Considering Alonso’s deficit in FP1 as well as the estimated half-second gap in the compounds, that’s a considerable improvement from track conditions alone.
But rain on Saturday afternoon has washed a lot of that rubber away, resetting the track to zero and forcing that process to start again.
Not only will that make for a fraught FP3 and qualifying, but it will also force teams to guess tomorrow afternoon, when they have to lock in their set-ups, how much grip the track will have on race day.
Red Bull Racing lost last year’s race because of a poor prediction about track grip. The scope to make a race-ruining mistake is certainly high.
Rain is forecast not to reappear for the rest of the weekend and is especially unlikely for the race on Sunday.
MORE ENGINE CHANGES FOR FERRARI
In the latest chapter of Ferrari’s ongoing engine reliability dramas, both customer teams — Alfa Romeo and Haas — have cracked open their second of three internal combustion engines for both drivers, bringing them all a step closer to a potential grid penalty.
In Bahrain the team was plunged into a fresh reliability crisis when Charles Leclerc’s engine unexpectedly expired, with the problem being traced back to electronic control unit. Leclerc has already taken a grid penalty for using three ECUs this year.
Both Ferrari works drivers took their second internal combustion engines at the previous race as a precaution following Leclerc’s failure. That the customer teams would do likewise so early in the campaign — and despite Albert Park not being considered a power-sensitive circuit — suggests concerns may still linger that all is not well in the Italian power unit.

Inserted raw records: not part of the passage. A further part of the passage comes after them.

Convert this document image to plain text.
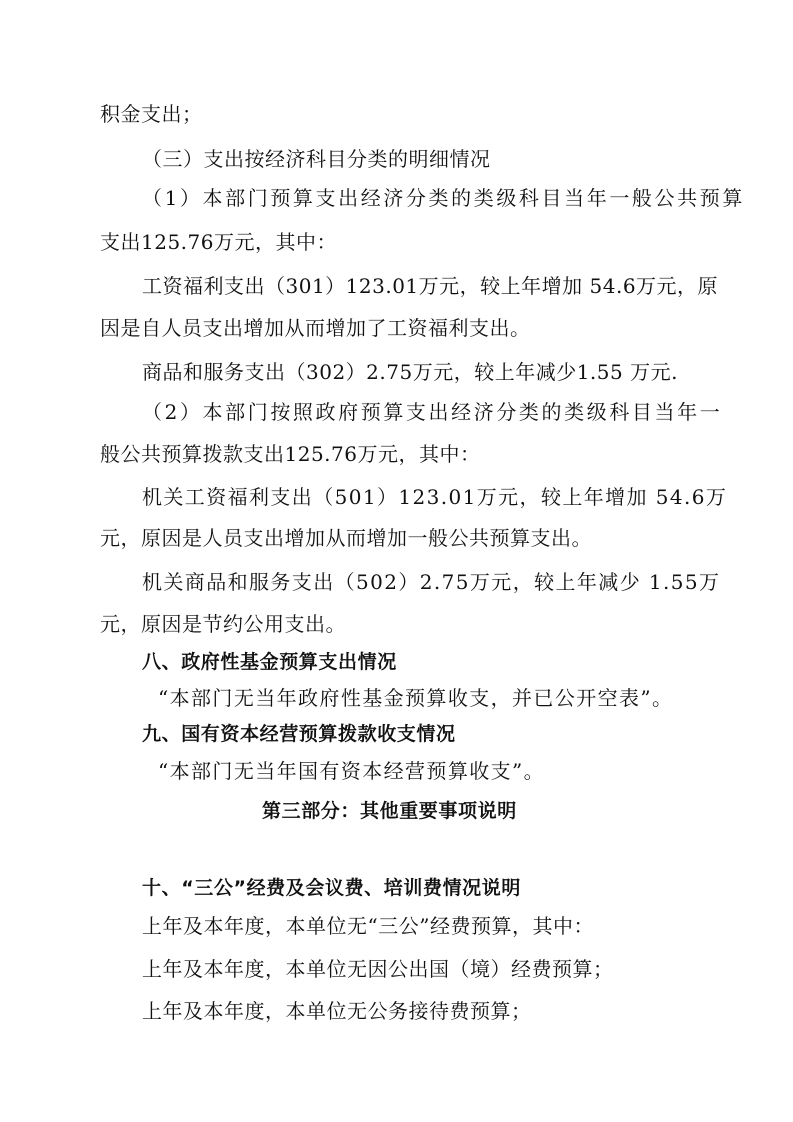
积金支出；
（三）支出按经济科目分类的明细情况
（1）本部门预算支出经济分类的类级科目当年一般公共预算
支出125.76万元，其中：
工资福利支出（301）123.01万元，较上年增加 54.6万元，原
因是自人员支出增加从而增加了工资福利支出。
商品和服务支出（302）2.75万元，较上年减少1.55 万元.
（2）本部门按照政府预算支出经济分类的类级科目当年一
般公共预算拨款支出125.76万元，其中：
机关工资福利支出（501）123.01万元，较上年增加 54.6万
元，原因是人员支出增加从而增加一般公共预算支出。
机关商品和服务支出（502）2.75万元，较上年减少 1.55万
元，原因是节约公用支出。
八、政府性基金预算支出情况
“本部门无当年政府性基金预算收支，并已公开空表”。
九、国有资本经营预算拨款收支情况
“本部门无当年国有资本经营预算收支”。
第三部分：其他重要事项说明
十、“三公”经费及会议费、培训费情况说明
上年及本年度，本单位无“三公”经费预算，其中：
上年及本年度，本单位无因公出国（境）经费预算；
上年及本年度，本单位无公务接待费预算；
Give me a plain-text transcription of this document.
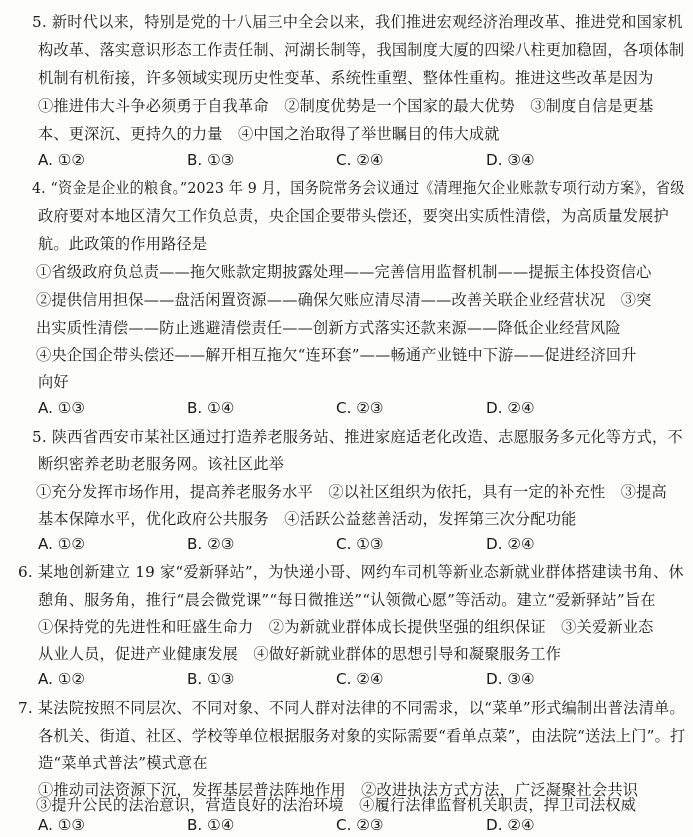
5. 新时代以来，特别是党的十八届三中全会以来，我们推进宏观经济治理改革、推进党和国家机
构改革、落实意识形态工作责任制、河湖长制等，我国制度大厦的四梁八柱更加稳固，各项体制
机制有机衔接，许多领域实现历史性变革、系统性重塑、整体性重构。推进这些改革是因为
①推进伟大斗争必须勇于自我革命　②制度优势是一个国家的最大优势　③制度自信是更基
本、更深沉、更持久的力量　④中国之治取得了举世瞩目的伟大成就
A. ①②	B. ①③	C. ②④	D. ③④
4. “资金是企业的粮食。”2023 年 9 月，国务院常务会议通过《清理拖欠企业账款专项行动方案》，省级
政府要对本地区清欠工作负总责，央企国企要带头偿还，要突出实质性清偿，为高质量发展护
航。此政策的作用路径是
①省级政府负总责——拖欠账款定期披露处理——完善信用监督机制——提振主体投资信心
②提供信用担保——盘活闲置资源——确保欠账应清尽清——改善关联企业经营状况　③突
出实质性清偿——防止逃避清偿责任——创新方式落实还款来源——降低企业经营风险
④央企国企带头偿还——解开相互拖欠“连环套”——畅通产业链中下游——促进经济回升
向好
A. ①③	B. ①④	C. ②③	D. ②④
5. 陕西省西安市某社区通过打造养老服务站、推进家庭适老化改造、志愿服务多元化等方式，不
断织密养老助老服务网。该社区此举
①充分发挥市场作用，提高养老服务水平　②以社区组织为依托，具有一定的补充性　③提高
基本保障水平，优化政府公共服务　④活跃公益慈善活动，发挥第三次分配功能
A. ①②	B. ②③	C. ①③	D. ②④
6. 某地创新建立 19 家“爱新驿站”，为快递小哥、网约车司机等新业态新就业群体搭建读书角、休
憩角、服务角，推行“晨会微党课”“每日微推送”“认领微心愿”等活动。建立“爱新驿站”旨在
①保持党的先进性和旺盛生命力　②为新就业群体成长提供坚强的组织保证　③关爱新业态
从业人员，促进产业健康发展　④做好新就业群体的思想引导和凝聚服务工作
A. ①②	B. ①③	C. ②④	D. ③④
7. 某法院按照不同层次、不同对象、不同人群对法律的不同需求，以“菜单”形式编制出普法清单。
各机关、街道、社区、学校等单位根据服务对象的实际需要“看单点菜”，由法院“送法上门”。打
造“菜单式普法”模式意在
①推动司法资源下沉，发挥基层普法阵地作用　②改进执法方式方法，广泛凝聚社会共识
③提升公民的法治意识，营造良好的法治环境　④履行法律监督机关职责，捍卫司法权威
A. ①③	B. ①④	C. ②③	D. ②④
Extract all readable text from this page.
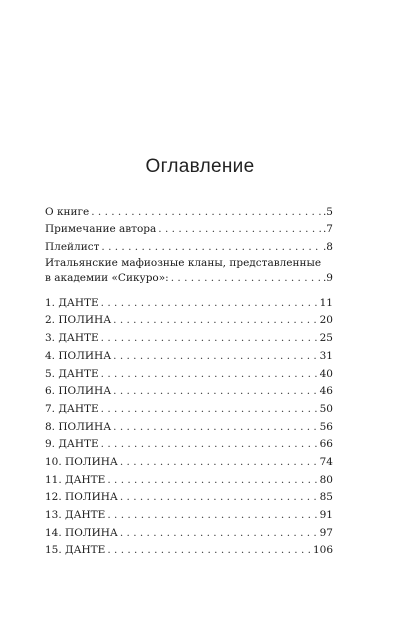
Оглавление
О книге . . .	.5
Примечание автора . . .	.7
Плейлист . . .	.8
Итальянские мафиозные кланы, представленные
в академии «Сикуро»: . . .	.9
1. ДАНТЕ . . .	11
2. ПОЛИНА . . .	20
3. ДАНТЕ . . .	25
4. ПОЛИНА . . .	31
5. ДАНТЕ . . .	40
6. ПОЛИНА . . .	46
7. ДАНТЕ . . .	50
8. ПОЛИНА . . .	56
9. ДАНТЕ . . .	66
10. ПОЛИНА . . .	74
11. ДАНТЕ . . .	80
12. ПОЛИНА . . .	85
13. ДАНТЕ . . .	91
14. ПОЛИНА . . .	97
15. ДАНТЕ . . .	106
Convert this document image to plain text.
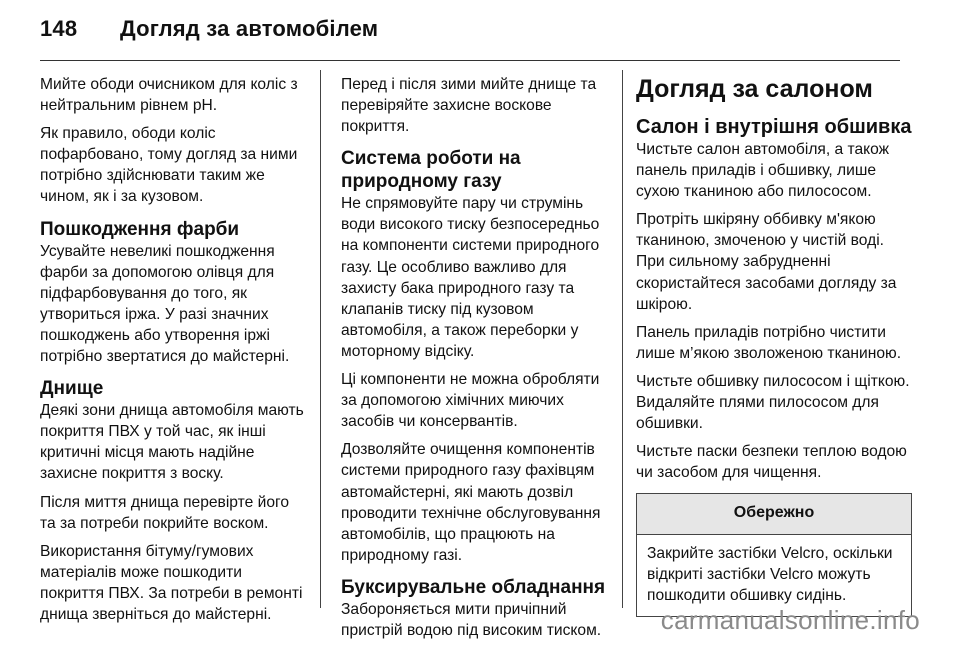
148 Догляд за автомобілем

Мийте ободи очисником для коліс з нейтральним рівнем рН.

Як правило, ободи коліс пофарбовано, тому догляд за ними потрібно здійснювати таким же чином, як і за кузовом.

Пошкодження фарби

Усувайте невеликі пошкодження фарби за допомогою олівця для підфарбовування до того, як утвориться іржа. У разі значних пошкоджень або утворення іржі потрібно звертатися до майстерні.

Днище

Деякі зони днища автомобіля мають покриття ПВХ у той час, як інші критичні місця мають надійне захисне покриття з воску.

Після миття днища перевірте його та за потреби покрийте воском.

Використання бітуму/гумових матеріалів може пошкодити покриття ПВХ. За потреби в ремонті днища зверніться до майстерні.

Перед і після зими мийте днище та перевіряйте захисне воскове покриття.

Система роботи на природному газу

Не спрямовуйте пару чи струмінь води високого тиску безпосередньо на компоненти системи природного газу. Це особливо важливо для захисту бака природного газу та клапанів тиску під кузовом автомобіля, а також переборки у моторному відсіку.

Ці компоненти не можна обробляти за допомогою хімічних миючих засобів чи консервантів.

Дозволяйте очищення компонентів системи природного газу фахівцям автомайстерні, які мають дозвіл проводити технічне обслуговування автомобілів, що працюють на природному газі.

Буксирувальне обладнання

Забороняється мити причіпний пристрій водою під високим тиском.

Догляд за салоном
Салон і внутрішня обшивка

Чистьте салон автомобіля, а також панель приладів і обшивку, лише сухою тканиною або пилососом.

Протріть шкіряну оббивку м'якою тканиною, змоченою у чистій воді. При сильному забрудненні скористайтеся засобами догляду за шкірою.

Панель приладів потрібно чистити лише м’якою зволоженою тканиною.

Чистьте обшивку пилососом і щіткою. Видаляйте плями пилососом для обшивки.

Чистьте паски безпеки теплою водою чи засобом для чищення.

Обережно
Закрийте застібки Velcro, оскільки відкриті застібки Velcro можуть пошкодити обшивку сидінь.
carmanualsonline.info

PIRELLI’S TYRE CHANGE COULD OPEN UP STRATEGIC VARIATION
Strategy permutations remain speculative so early in the weekend, especially given FP2, which is used to simulate race pace, was effectively washed out, but there’s optimism the Australian Grand Prix could see some more variety in tactics than last year’s straightforward one-stop race on the hard and medium tyres.
In 2022 Pirelli brought the C2 (hard) and C3 (medium) tyres as the racing compounds but skipped a step and went for the C5 tyre as the soft. While it was obviously popular for qualifying, it was too delicate to be used seriously in the race.
This year the tyre supplier has reverted to the standard C2-C3-C4 tyre selection, which motorsport boss Mario Isola thinks will open up options in the race based on observations from FP1.
“The soft is a different compound compared to last year because last year the C5 was a bit too soft,” he said. “Nobody was going to use it during the race.
“We want to encourage different strategies possibly with a mix of one and two stops but also using all the different compounds.
“The soft in FP1 … is working quite well, so I’m confident that we can have different strategies on Sunday. I don‘t know if one or two stops yet.”
The soft might be a particularly attractive tyre if warm-up remains as slow as it looked on Friday — Verstappen’s quickest FP1 time came on the 10th lap on that set of softs, which is highly unusual for what should be the most delicate rubber.
But if warm-up is worse for the harder compounds, it will dissuade teams from making more than one stop given the first few laps on fresh rubber would cost them time as they came up to temperature.
It’s all academic, however, with the track conditions unpredictable and warmer weather expected on Sunday.